Zucal, Filosofia della nascita, Morcelliana, Brescia 2017

«Essere per la morte» o «essere per la nascita? Siamo fondamentalmente esseri «mortali» o «natali»? Silvano Zucal, professore di Filosofia teoretica e Filosofia della religione all’Università di Trento, fa notare come il panorama filosofico del Novecento «sia stato dominato da un ritorno davvero imponente della tanatologia filosofica, da Martin Heidegger a Max Scheler, da Vladimir Jankélévitch a Paul Ludwig Landsberg», fino a porre «in evidenza lo statuto esistenziale dell’Esserci umano come “essere-per-la-morte” (Sein zum Tode), per usare il linguaggio heideggeriano» (p. 7). Nella filosofia del secondo Novecento, però, c’è stata una significativa ripresa della tematica che mette in rilievo la nascita, e non la morte, come cifra fondamentale dell’uomo.

L’autore vuole porre l’attenzione su quest’ultimo punto e, dopo un capitolo introduttivo, contrappone sei capitoli legati a una visione tragica del nascere a cinque capitoli che ne sviluppano una visione luminosa. Qui, in questa luce e in questa sacralità – per dirla con Hölderlin –, l’essere umano, rimanendo orientato verso la propria «sorgente nativa», non smette mai di riconoscere nell’«essere-per-la-nascita» il suo statuto esistenziale.

I sei capitoli dedicati alla visione tragica del nascere si aprono con la lezione della grecità: «Meglio non essere nati», recita il celebre detto di Sileno. Si passa poi all’Antico Testamento, dove, con riferimento ai libri di Geremia, Giona, Isaia, Giobbe e Qoelet, la nascita viene vista in maniera negativa e viene persino maledetta: «Perisca il giorno in cui nacqui» (Gb 3,3). Il quadro cambia radicalmente nel Nuovo Testamento, con l’annuncio della nascita di Gesù: «nascere è la premessa di una perfetta letizia». Ma a questa visione si contrappone quella dello gnostico, che «anela al ritorno a quello stato che precedeva quella sua “maledetta nascita” che lo ha condotto nel mondo, nel tempo e, soprattutto, lo ha reso un essere corporeo» (p. 118). Poi, in età tardo-cristiana e medievale, la nascita assume caratteristiche negative, perché macchiata dal peccato, e questo diventa un vero e proprio topos medievale. L’autore prende infine in considerazione due filosofi del Novecento, Emil Cioran e Günther Anders, che colgono nella nascita la vera maledizione dell’esistenza.

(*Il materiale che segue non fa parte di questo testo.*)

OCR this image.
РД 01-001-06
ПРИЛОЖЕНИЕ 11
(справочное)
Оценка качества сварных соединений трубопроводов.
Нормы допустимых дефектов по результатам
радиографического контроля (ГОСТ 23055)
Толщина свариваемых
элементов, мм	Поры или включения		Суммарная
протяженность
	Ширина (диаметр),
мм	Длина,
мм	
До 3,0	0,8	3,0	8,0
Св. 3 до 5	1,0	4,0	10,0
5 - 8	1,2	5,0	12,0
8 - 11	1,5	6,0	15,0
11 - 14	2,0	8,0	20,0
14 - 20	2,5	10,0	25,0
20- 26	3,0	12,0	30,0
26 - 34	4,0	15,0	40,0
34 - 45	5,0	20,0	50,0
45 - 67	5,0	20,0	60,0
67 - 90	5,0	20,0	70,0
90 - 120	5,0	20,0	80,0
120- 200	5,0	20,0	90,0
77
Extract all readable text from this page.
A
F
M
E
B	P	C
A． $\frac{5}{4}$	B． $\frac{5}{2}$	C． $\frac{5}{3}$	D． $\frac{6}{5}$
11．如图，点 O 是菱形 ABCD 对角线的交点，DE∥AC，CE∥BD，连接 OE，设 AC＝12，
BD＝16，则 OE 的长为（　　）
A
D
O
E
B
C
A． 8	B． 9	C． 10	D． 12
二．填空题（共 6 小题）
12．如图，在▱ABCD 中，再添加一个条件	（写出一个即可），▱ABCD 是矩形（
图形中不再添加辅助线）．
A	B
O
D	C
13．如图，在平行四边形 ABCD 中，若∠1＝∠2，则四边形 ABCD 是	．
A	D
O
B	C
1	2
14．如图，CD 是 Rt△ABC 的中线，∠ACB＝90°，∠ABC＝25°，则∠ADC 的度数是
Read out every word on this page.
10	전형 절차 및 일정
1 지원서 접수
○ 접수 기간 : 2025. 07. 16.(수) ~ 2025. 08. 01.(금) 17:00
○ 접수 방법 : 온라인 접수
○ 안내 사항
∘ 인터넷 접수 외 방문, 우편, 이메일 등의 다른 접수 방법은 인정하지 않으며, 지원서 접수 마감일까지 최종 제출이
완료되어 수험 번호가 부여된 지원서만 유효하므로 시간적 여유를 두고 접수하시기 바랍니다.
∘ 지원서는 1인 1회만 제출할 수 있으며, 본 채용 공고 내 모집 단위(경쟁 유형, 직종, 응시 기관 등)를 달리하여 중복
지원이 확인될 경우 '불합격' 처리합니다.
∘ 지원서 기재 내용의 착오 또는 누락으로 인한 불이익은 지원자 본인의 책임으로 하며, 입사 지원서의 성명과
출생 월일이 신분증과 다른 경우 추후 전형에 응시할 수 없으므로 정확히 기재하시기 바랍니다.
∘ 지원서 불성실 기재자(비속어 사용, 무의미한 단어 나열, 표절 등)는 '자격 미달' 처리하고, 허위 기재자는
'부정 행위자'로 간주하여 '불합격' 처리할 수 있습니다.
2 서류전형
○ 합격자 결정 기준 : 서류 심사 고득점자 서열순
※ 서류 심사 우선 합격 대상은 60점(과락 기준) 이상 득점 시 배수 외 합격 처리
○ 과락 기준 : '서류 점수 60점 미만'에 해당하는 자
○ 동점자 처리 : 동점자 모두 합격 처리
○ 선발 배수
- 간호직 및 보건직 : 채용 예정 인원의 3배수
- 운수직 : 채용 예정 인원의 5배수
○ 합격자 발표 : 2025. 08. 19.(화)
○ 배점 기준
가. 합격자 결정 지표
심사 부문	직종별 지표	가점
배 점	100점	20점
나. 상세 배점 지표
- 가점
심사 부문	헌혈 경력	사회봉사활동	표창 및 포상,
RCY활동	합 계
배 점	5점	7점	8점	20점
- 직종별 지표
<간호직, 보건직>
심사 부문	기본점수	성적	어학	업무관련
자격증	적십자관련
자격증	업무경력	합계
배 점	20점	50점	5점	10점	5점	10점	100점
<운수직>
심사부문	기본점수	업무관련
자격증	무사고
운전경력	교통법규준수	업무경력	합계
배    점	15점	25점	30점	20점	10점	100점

I capitoli dedicati alla visione luminosa del nascere si aprono con il filosofo Peter Sloterdijk, che «ha còlto, fin da subito, come un grave problema filosofico […] la mancanza di un approccio teorico all’evento della nascita in tutte le sue possibili implicazioni» (p. 235). Egli infatti ha ritenuto la nascita come «il punto in cui convergono la filosofia dell’esistenza, la psicoanalisi e buona parte della storia della cultura» (ivi), rivoluzionando la celebre definizione di Martin Heidegger dell’esserci, «essere-nel-mondo», con la formula più dinamica «venire-al-mondo». Poi l’attenzione si rivolge ad Hannah Arendt, che viene presentata come la «madre del pensiero della nascita»: il nascere è proposto come «autoaffermazione libera da parte di ogni uomo che viene al mondo», costituendo una «vera e propria “inizialità” sorgiva» (p. 316).

Dopo aver esaminato la fenomenologia della nascita in Michel Henry, Jean-­Luc Marion ed Emmanuel Levinas, l’autore espone il pensiero di Maria Zambrano, la quale evidenzia che l’uomo è «destinato a una “nascita interminabile”» (p. 433); come destinatario del dono della vita, egli è anche investito dell’impegno «inderogabile di vivere» la vita, assumendola «in una traiettoria di continue rinascite»: infatti, «senza le rinascite, la vita si insterilisce e muore» (p. 434).

L’ultimo capitolo è dedicato a Romano Guardini, per il quale l’elemento decisivo è l’autoaccettazione (Selbstannahme), ossia l’essere d’accordo di esistere, l’accettazione piena della nascita in chiave fiduciale, che però ha bisogno di essere sostenuta dalla fede. Nella prospettiva di Guardini, «l’accettazione autentica è possibile unicamente in ordine a un’istanza in cui ci si possa [davvero] fidare, ed essa è il Dio vivente. […] Solo così la nascita sarà una benedizione e non l’oggetto di una maledizione come nella sentenza silenica» (p. 520).